Indemnités de Licenciement
En principe exclues, sauf :
- L'indemnité compensatoire de préavis.
- L'indemnité en cas de rupture avant terme d'un contrat à durée indéterminée.
- L'indemnité de protection des candidats et délégués syndicaux (CE, CPPT).
- L'indemnité en cas de rupture de commun accord du contrat.
Restent exonérées : les indemnités pour licenciement manifestement déraisonnable et les indemnités de protection des femmes enceintes.
Avantages Exonérés de Cotisations
Certains avantages sociaux peuvent être exonérés sous conditions légales :
- Repas fournis à prix réduit en entreprise.
- Outils ou vêtements de travail.
Avantages Non Constitutifs de Rémunération mais Soumis à Cotisations Spéciales
- Voiture d'entreprise : Cotisation CO2.
- Double pécule de vacances : Soumis à cotisation personnelle équivalente.
- Primes pour une pension complémentaire : Certaines soumises à cotisation spéciale.
- Intervention de l'employeur dans l'achat d'un PC.
Les remboursements de frais (transport, téléphone) ne constituent pas de la rémunération.
Règles Particulières : Chèques-repas et Écochèques
Ils sont considérés comme salaire et soumis à cotisations, sauf si des conditions spécifiques sont remplies (identiques pour fisc et ONSS).
Chèques-repas :
- Octroi via CCT (convention collective de travail) ou convention individuelle.
- Nombre égal aux jours de travail effectivement prestés.
- Nominatifs, validité de 12 mois.
- Intervention employeur plafonnée à 6,91€, intervention minimum du travailleur de 1,09€.
- Remis mensuellement en format électronique.
- Ne peuvent pas remplacer une rémunération existante.
Écochèques :
- Système réglé par CCT.
- Maximum 10€ par chèque, 250€/an.
- Pas de conversion d'avantages salariaux.
- Valables 24 mois.
- Utilisables pour produits/services écologiques (liste définie par CCT).

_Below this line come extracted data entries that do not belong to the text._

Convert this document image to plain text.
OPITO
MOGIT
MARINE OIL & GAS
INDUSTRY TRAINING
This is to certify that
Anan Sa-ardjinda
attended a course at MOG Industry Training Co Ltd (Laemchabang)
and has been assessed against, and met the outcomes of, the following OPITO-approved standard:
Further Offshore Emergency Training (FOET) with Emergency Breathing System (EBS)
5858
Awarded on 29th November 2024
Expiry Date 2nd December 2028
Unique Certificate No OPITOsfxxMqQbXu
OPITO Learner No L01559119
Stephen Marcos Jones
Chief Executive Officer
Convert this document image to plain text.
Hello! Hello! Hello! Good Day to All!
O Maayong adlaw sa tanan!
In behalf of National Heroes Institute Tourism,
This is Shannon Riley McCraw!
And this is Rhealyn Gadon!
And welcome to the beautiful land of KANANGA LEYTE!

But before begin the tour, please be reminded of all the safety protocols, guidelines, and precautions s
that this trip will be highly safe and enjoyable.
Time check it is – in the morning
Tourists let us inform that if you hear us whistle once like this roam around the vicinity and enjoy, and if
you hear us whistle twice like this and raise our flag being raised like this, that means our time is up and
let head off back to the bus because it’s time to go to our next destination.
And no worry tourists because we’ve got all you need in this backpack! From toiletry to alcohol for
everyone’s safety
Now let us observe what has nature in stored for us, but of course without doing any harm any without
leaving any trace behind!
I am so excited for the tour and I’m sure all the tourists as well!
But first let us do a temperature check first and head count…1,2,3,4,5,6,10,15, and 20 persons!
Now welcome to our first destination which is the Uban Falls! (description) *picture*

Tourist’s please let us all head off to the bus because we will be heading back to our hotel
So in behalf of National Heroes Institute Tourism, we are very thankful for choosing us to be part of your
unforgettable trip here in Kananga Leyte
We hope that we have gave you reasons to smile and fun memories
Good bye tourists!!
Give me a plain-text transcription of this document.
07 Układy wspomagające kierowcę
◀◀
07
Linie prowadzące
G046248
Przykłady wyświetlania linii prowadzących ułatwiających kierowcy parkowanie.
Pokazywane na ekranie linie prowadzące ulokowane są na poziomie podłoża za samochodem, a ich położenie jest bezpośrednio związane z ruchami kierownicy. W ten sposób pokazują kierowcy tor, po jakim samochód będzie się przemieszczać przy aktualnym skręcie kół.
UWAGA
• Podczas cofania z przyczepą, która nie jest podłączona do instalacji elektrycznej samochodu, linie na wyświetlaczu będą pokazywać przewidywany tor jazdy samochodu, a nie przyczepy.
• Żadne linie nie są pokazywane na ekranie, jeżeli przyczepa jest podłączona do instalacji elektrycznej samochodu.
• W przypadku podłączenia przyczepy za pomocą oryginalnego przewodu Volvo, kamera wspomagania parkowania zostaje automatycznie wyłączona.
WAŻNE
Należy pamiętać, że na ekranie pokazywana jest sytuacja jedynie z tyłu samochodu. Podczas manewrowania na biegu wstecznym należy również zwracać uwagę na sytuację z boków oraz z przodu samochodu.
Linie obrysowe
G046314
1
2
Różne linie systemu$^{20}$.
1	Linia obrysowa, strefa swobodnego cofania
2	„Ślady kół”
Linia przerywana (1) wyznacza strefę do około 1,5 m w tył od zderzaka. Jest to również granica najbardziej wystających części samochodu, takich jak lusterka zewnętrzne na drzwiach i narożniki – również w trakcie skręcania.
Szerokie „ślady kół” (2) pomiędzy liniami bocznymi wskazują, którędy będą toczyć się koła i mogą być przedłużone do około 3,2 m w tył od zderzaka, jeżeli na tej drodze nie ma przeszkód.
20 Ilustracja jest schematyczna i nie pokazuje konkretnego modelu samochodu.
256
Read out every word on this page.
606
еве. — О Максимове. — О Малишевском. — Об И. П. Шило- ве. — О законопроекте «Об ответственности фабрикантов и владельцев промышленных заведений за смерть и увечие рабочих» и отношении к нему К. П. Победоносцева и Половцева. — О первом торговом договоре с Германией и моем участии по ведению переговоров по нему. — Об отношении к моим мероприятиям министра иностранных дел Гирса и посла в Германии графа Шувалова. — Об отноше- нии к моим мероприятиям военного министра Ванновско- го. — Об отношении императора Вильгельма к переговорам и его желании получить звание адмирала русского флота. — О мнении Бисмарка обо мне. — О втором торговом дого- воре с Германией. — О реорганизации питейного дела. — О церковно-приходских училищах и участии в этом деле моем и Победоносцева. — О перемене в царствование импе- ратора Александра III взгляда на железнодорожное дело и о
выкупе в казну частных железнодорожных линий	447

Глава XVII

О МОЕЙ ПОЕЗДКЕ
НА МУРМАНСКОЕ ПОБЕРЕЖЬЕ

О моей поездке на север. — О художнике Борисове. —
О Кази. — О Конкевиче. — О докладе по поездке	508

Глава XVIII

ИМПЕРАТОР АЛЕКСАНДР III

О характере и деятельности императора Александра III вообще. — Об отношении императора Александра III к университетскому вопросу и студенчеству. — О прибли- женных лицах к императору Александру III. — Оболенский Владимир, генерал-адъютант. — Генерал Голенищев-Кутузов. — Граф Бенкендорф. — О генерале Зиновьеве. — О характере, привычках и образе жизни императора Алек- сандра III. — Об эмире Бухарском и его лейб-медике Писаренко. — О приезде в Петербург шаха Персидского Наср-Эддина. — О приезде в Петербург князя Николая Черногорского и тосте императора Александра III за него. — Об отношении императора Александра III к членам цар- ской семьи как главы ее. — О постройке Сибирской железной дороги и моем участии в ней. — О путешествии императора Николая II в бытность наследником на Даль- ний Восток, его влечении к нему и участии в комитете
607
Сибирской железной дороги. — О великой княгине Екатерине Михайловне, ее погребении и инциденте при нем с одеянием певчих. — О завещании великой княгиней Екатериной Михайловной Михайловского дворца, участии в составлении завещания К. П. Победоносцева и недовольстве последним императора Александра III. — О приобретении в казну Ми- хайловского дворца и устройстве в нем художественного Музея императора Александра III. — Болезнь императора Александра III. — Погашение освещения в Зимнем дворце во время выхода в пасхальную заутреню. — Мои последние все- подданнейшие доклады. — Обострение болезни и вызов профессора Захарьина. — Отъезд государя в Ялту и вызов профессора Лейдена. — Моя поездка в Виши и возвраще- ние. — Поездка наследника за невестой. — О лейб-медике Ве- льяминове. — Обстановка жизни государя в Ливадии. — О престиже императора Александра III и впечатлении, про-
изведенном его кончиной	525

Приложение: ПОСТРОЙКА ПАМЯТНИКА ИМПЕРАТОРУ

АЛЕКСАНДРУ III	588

Les Accidents du Travail (Loi du 10 avril 1971)
Vue d'ensemble de la loi
Cette loi encadre la réparation des dommages physiques causés par un accident du travail ou sur le chemin du travail pour les travailleurs salariés du secteur privé.
- L'accident doit entraîner des lésions corporelles (hors dommages moraux ou aux biens).
- L'assurance obligatoire souscrite par l'employeur intervient pour le remboursement des soins de santé, des prestations en cas de décès et des indemnités d'incapacité.
- Ces prestations sont à charge de compagnies d'assurances privées agréées. Si l'employeur n'est pas assuré, FEDRIS intervient d'office.
FEDRIS (Agence Fédérale des Risques Professionnels)
Anciennement Fonds des Accidents du Travail (FAT), fusionné avec le Fonds des Maladies Professionnelles (FMP) en 2017.
- Missions :
- Contrôler les activités des assureurs.
- Rôle de médiateur.
- Indemniser les victimes dont l'employeur n'était pas assuré et poursuivre l'employeur en infraction.
- Adopter et soutenir les mesures de prévention.
- Indemniser les victimes de maladies professionnelles.
- Gérer le Fonds amiante.
Personnes Visées par la Loi
- Travailleurs salariés assujettis à la sécurité sociale (y compris occasionnels, étudiants, apprentis).
- Stagiaires dans le cadre des études (depuis 2008), mais sans couverture pour le chemin du travail ni l'incapacité temporaire.
- Les travailleurs du secteur public sont soumis à une loi similaire mais avec une procédure différente.
Rémunération de Base pour le Calcul des Indemnités
Les indemnités d'incapacité et de décès sont calculées sur le salaire brut des 12 mois précédant l'accident, plafonné (en 2024 : 77.924,46€ brut/an).
- En cas de temps partiel ou période de travail incomplète, la période de référence est complétée par un salaire hypothétique.
- Tous les éléments de la rémunération sont inclus (primes, sursalaires, avantages en nature).
- Les chèques-repas et primes d'assurance-groupe sont considérés comme faisant partie de la rémunération par Fedris.
- Ne font pas partie de la rémunération : remboursements de frais, indemnités de rupture, indemnités complémentaires de sécurité sociale (sauf pécules de vacances complémentaires), vêtements de travail.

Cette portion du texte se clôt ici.